SECT. LXVIII.—DIAGNOSIS OF THE TEMPERAMENTS OF THE TESTICLES.

Of the temperaments of the testicles, the hot is lustful, apt to generate, particularly males, and at an early age has the genital parts covered with thick hairs, which extend to the surrounding part. The cold is the reverse. In the humid, the semen is copious and watery. In the dry, it is scanty and thick. A temperament which is moderately hot and dry has very thick semen, is most prolific, and rouses the person to early indulgence. Such persons have, at a very early period, thick hairs on their genital organs, and on the surrounding parts, as high up as the navel, and as low down as the middle of the thighs. Such a temperament is prone to venery, but is soon satiated, and readily hurt if compelled. When humidity combines with heat, such persons have thick hair, and much semen; yet they have not greater desires than others, but they can bear much venery without injury; and if both the moist and the hot combine properly together, they cannot safely abstain from venery. Those whose testicles are of the humid and cold temperament have no hair on the neighbouring parts; they are slow in beginning to copulate, and not much prone to the exertion. Their semen is watery, thin, without strength, and fit only for begetting females. The dry and the cold temperament together, resembles the former in every other respect, except that the semen is thicker, and altogether scanty.

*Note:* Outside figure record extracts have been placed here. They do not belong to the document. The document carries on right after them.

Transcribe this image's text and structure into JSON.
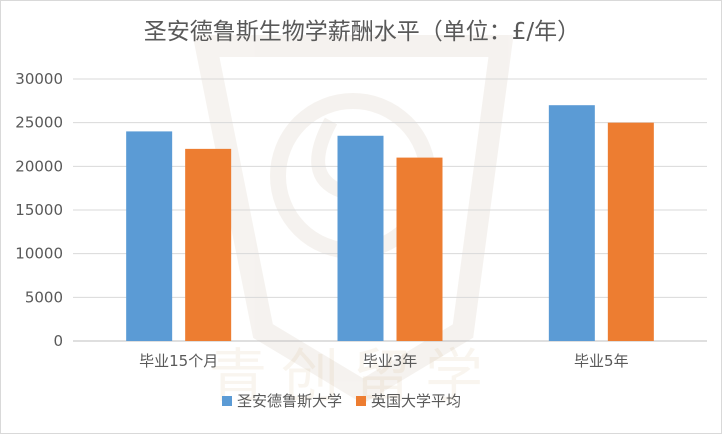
{
  "chart_data": {
    "type": "bar",
    "title": "圣安德鲁斯生物学薪酬水平（单位：£/年）",
    "categories": [
      "毕业15个月",
      "毕业3年",
      "毕业5年"
    ],
    "series": [
      {
        "name": "圣安德鲁斯大学",
        "color": "#5b9bd5",
        "values": [
          24000,
          23500,
          27000
        ]
      },
      {
        "name": "英国大学平均",
        "color": "#ed7d31",
        "values": [
          22000,
          21000,
          25000
        ]
      }
    ],
    "yticks": [
      0,
      5000,
      10000,
      15000,
      20000,
      25000,
      30000
    ],
    "ylim": [
      0,
      30000
    ],
    "grid": true,
    "legend_position": "bottom",
    "watermark": "青创留学"
  }
}
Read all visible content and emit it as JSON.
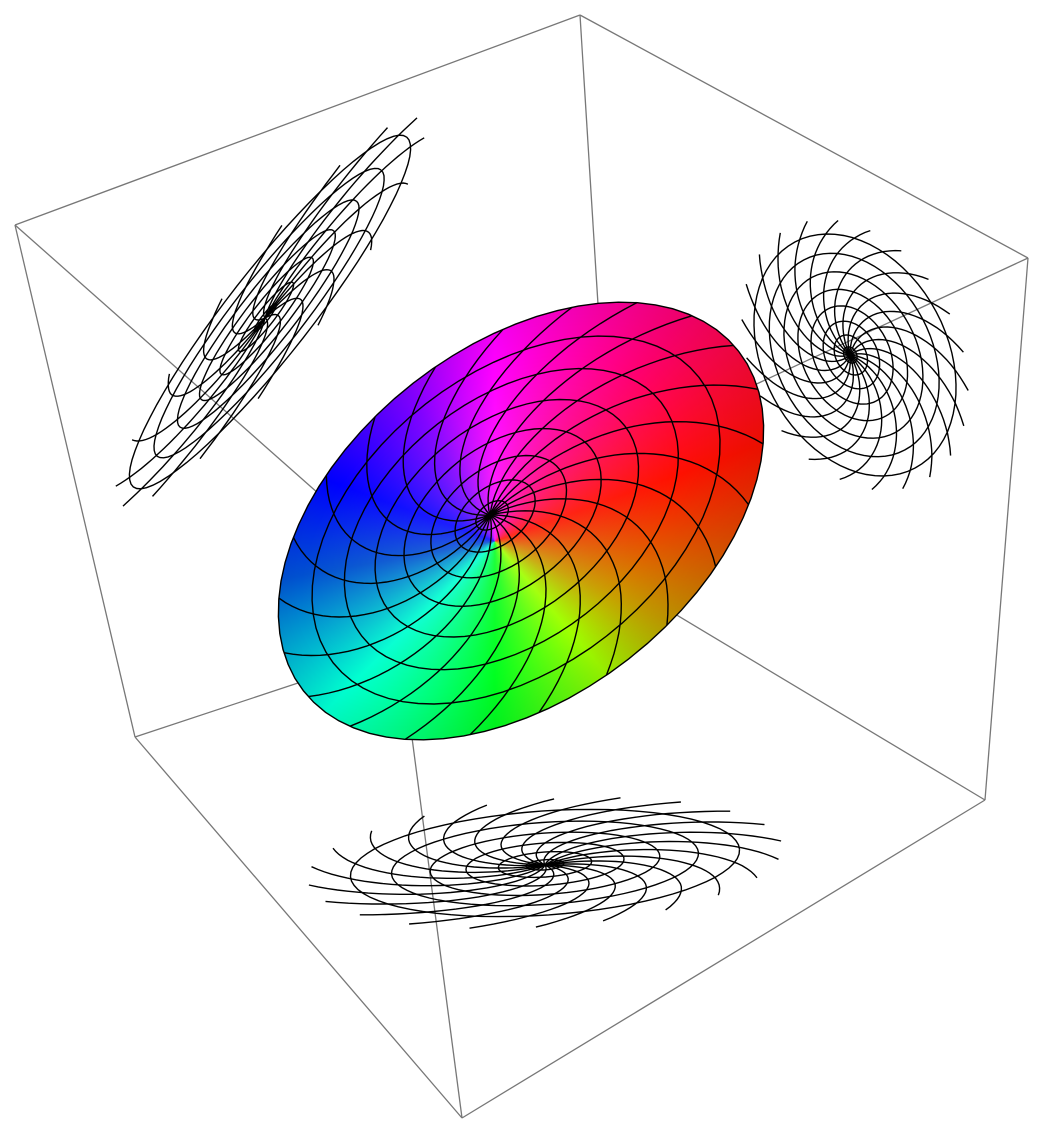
{
  "plot": {
    "kind": "3d-parametric-surface",
    "box": true,
    "colors": {
      "box_edge": "#777777",
      "mesh": "#000000",
      "surface_hues": [
        "#ff00ff",
        "#ff0000",
        "#ffff00",
        "#00ff00",
        "#00ffff",
        "#0000ff"
      ]
    },
    "projections": [
      "back-left-wall",
      "back-right-wall",
      "floor"
    ]
  }
}
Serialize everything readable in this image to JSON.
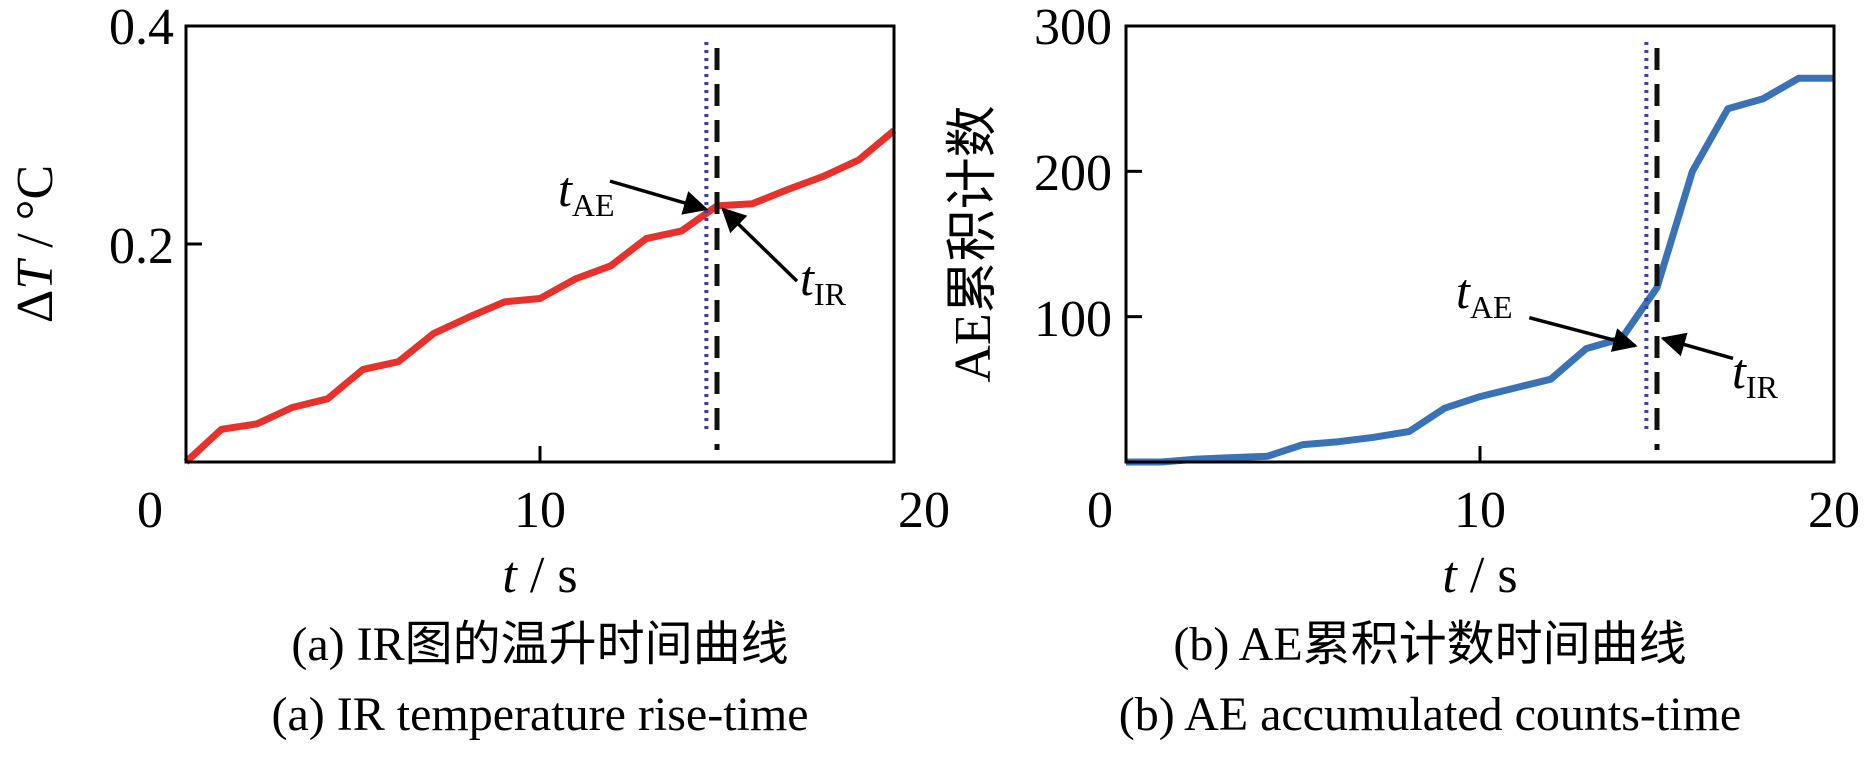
{
  "chart_data": [
    {
      "type": "line",
      "panel": "a",
      "xlim": [
        0,
        20
      ],
      "ylim": [
        0,
        0.4
      ],
      "x_ticks": [
        "0",
        "10",
        "20"
      ],
      "y_ticks": [
        "0.2",
        "0.4"
      ],
      "x_tick_values": [
        0,
        10,
        20
      ],
      "y_tick_values": [
        0.2,
        0.4
      ],
      "xlabel": {
        "var": "t",
        "unit": " / s"
      },
      "ylabel": {
        "prefix": "Δ",
        "var": "T",
        "unit": " / °C"
      },
      "caption_cn": "(a)  IR图的温升时间曲线",
      "caption_en": "(a)  IR temperature rise-time",
      "grid": false,
      "series": [
        {
          "color": "#e8312a",
          "x": [
            0,
            1,
            2,
            3,
            4,
            5,
            6,
            7,
            8,
            9,
            10,
            11,
            12,
            13,
            14,
            15,
            16,
            17,
            18,
            19,
            20
          ],
          "y": [
            0.0,
            0.03,
            0.035,
            0.05,
            0.058,
            0.085,
            0.092,
            0.118,
            0.133,
            0.147,
            0.15,
            0.168,
            0.18,
            0.205,
            0.212,
            0.235,
            0.237,
            0.25,
            0.262,
            0.277,
            0.304
          ]
        }
      ],
      "markers": {
        "t_AE": {
          "x": 14.7,
          "color": "#3b3f9e",
          "style": "dotted"
        },
        "t_IR": {
          "x": 15.0,
          "color": "#111111",
          "style": "dashed"
        }
      },
      "annotations": [
        {
          "main": "t",
          "sub": "AE",
          "target": [
            14.8,
            0.232
          ]
        },
        {
          "main": "t",
          "sub": "IR",
          "target": [
            15.0,
            0.232
          ]
        }
      ]
    },
    {
      "type": "line",
      "panel": "b",
      "xlim": [
        0,
        20
      ],
      "ylim": [
        0,
        300
      ],
      "x_ticks": [
        "0",
        "10",
        "20"
      ],
      "y_ticks": [
        "100",
        "200",
        "300"
      ],
      "x_tick_values": [
        0,
        10,
        20
      ],
      "y_tick_values": [
        100,
        200,
        300
      ],
      "xlabel": {
        "var": "t",
        "unit": " / s"
      },
      "ylabel": {
        "text": "AE累积计数"
      },
      "caption_cn": "(b)  AE累积计数时间曲线",
      "caption_en": "(b)  AE accumulated counts-time",
      "grid": false,
      "series": [
        {
          "color": "#3a72b8",
          "x": [
            0,
            1,
            2,
            3,
            4,
            5,
            6,
            7,
            8,
            9,
            10,
            11,
            12,
            13,
            14,
            15,
            16,
            17,
            18,
            19,
            20
          ],
          "y": [
            0,
            0,
            2,
            3,
            4,
            12,
            14,
            17,
            21,
            37,
            45,
            51,
            57,
            78,
            85,
            120,
            200,
            243,
            250,
            264,
            264
          ]
        }
      ],
      "markers": {
        "t_AE": {
          "x": 14.7,
          "color": "#3b3f9e",
          "style": "dotted"
        },
        "t_IR": {
          "x": 15.0,
          "color": "#111111",
          "style": "dashed"
        }
      },
      "annotations": [
        {
          "main": "t",
          "sub": "AE",
          "target": [
            14.5,
            80
          ]
        },
        {
          "main": "t",
          "sub": "IR",
          "target": [
            15.0,
            85
          ]
        }
      ]
    }
  ]
}
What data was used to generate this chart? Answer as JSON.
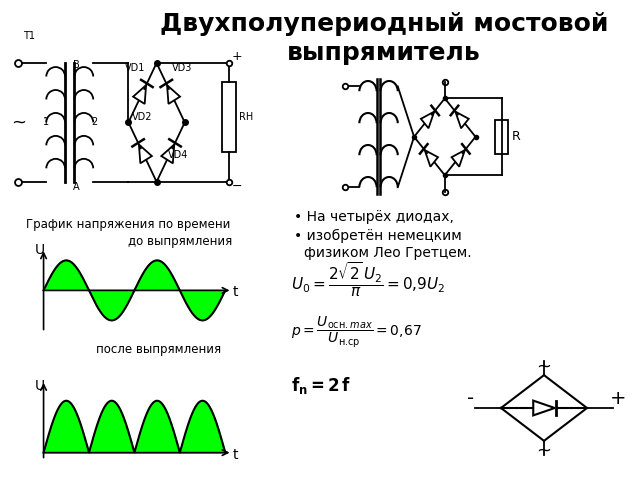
{
  "title_line1": "Двухполупериодный мостовой",
  "title_line2": "выпрямитель",
  "title_fontsize": 18,
  "title_fontweight": "bold",
  "bg_color": "#ffffff",
  "text_color": "#000000",
  "graph_label": "График напряжения по времени",
  "before_label": "до выпрямления",
  "after_label": "после выпрямления",
  "u_label": "U",
  "t_label": "t",
  "bullet1": "На четырёх диодах,",
  "bullet2": "изобретён немецким",
  "bullet3": "физиком Лео Гретцем.",
  "formula1": "$U_0 = \\dfrac{2\\sqrt{2}\\,U_2}{\\pi} = 0{,}9U_2$",
  "formula2": "$p = \\dfrac{U_{\\text{осн}.max}}{U_{\\text{н.ср}}} = 0{,}67$",
  "formula3": "$\\mathbf{f_n = 2\\,f}$",
  "green_fill": "#00ff00",
  "sine_color": "#000000",
  "tilde": "~",
  "minus": "-",
  "plus": "+"
}
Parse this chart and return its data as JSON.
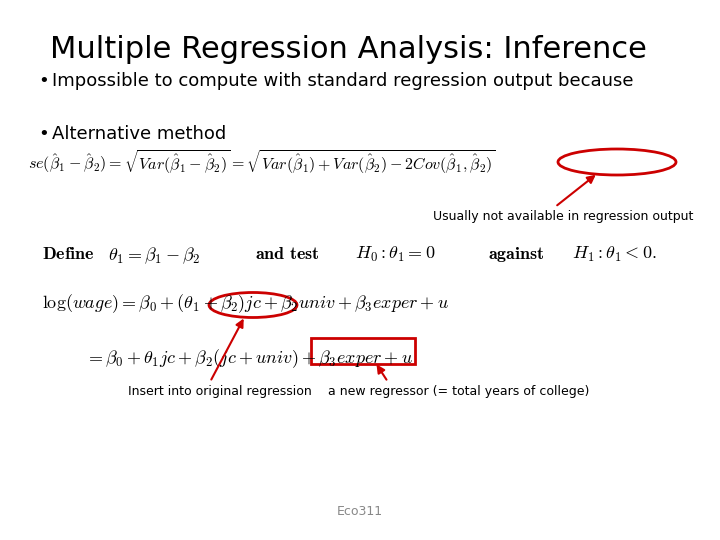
{
  "title": "Multiple Regression Analysis: Inference",
  "bullet1": "Impossible to compute with standard regression output because",
  "bullet2": "Alternative method",
  "annotation1": "Usually not available in regression output",
  "annotation2": "Insert into original regression",
  "annotation3": "a new regressor (= total years of college)",
  "footer": "Eco311",
  "bg_color": "#ffffff",
  "text_color": "#000000",
  "red_color": "#cc0000",
  "gray_color": "#888888"
}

Commentary. The testicles were described by the ancient anatomists as being bodies composed of white glandular flesh, and surrounded by coats which they knew to be processes of the peritoneum. The semen they considered as a white frothy fluid, elaborated from the blood, by passing through the convolutions of the spermatic vessels. Aristotle held it to be a superfluity collected from all parts of the system. His theory of generation is similar to that of Buffon. For the hypothesis of the Epicureans, see Lucretius (de R. N. iv.) They taught that the fœtus is the joint production of the male semen, and something analogous secreted by the ovaria of the female.

Galen has very ingenious ideas respecting the first organization of the fœtus, which he ascribes to a certain power in the semen, like that which Blumenbach calls a nisus formativus. (De Form. Fœtus.)